Details des Lohnpakets und Beschäftigungszusagen
Die neue Vereinbarung sieht eine deutliche Anhebung der Bezüge vor. Das Grundgehalt der Beschäftigten steigt monatlich um 100.000 Won, was umgerechnet etwa 73 US-Dollar entspricht. Zusätzlich umfasst das Paket eine Einmalzahlung in Form eines Bonus von 400 % des Grundlohns sowie einen weiteren Festbetrag von 12,7 Millionen Won.

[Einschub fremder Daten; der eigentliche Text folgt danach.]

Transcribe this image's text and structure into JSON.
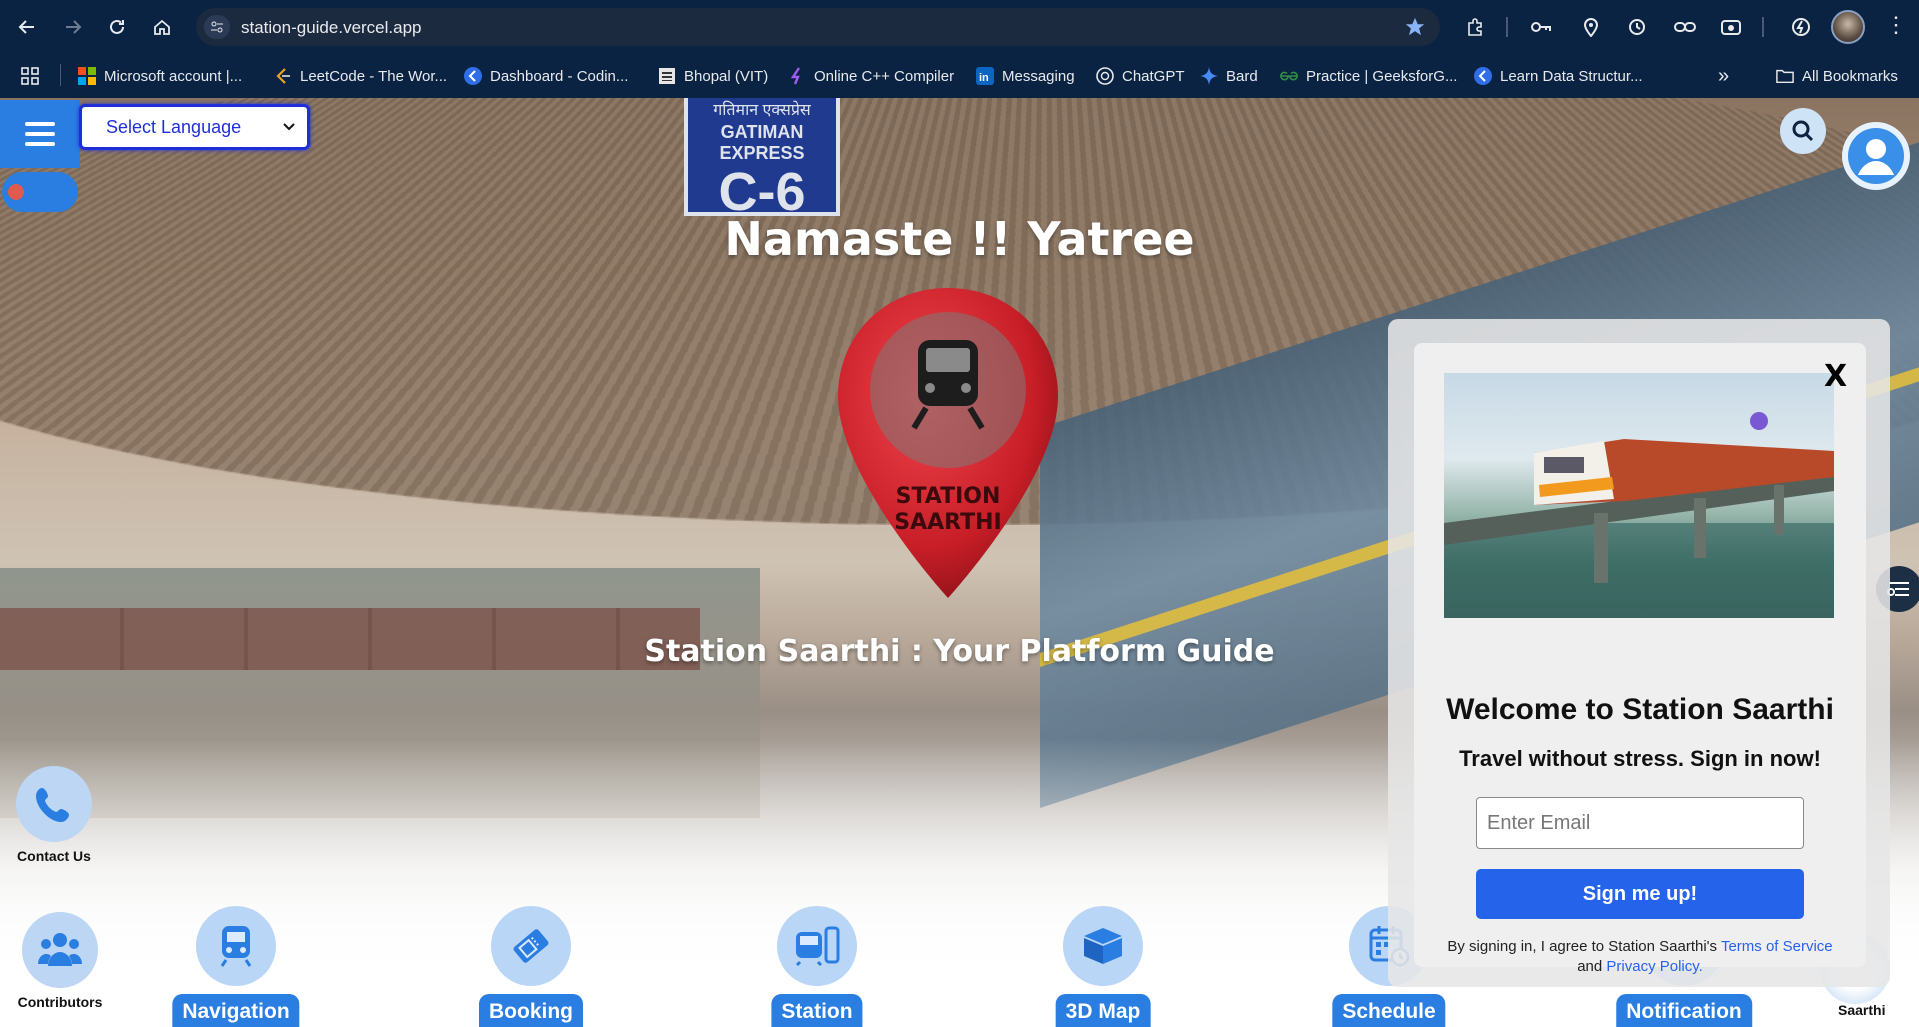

Über die finanziellen Zulagen hinaus beinhaltet die Einigung weitere Leistungen für die Belegschaft. Jedem stimmberechtigten Mitglied werden 15 Aktien des Unternehmens sowie 500.000 Won in Form von Welfare-Punkten gewährt. Zusätzlich wurde ein Urlaubsgeld in Höhe von 200.000 Won festgeschrieben.
Ein wesentlicher Teil der Verhandlungen betraf zudem die langfristige Sicherung von Arbeitsplätzen. Hyundai Motor verpflichtete sich im Zuge des Abschlusses dazu, bis zum Jahr 2028 insgesamt 500 neue Stellen zu schaffen. Davon entfallen laut Plan 200 Stellen auf das Jahr 2027 und weitere 300 Stellen auf das Jahr 2028.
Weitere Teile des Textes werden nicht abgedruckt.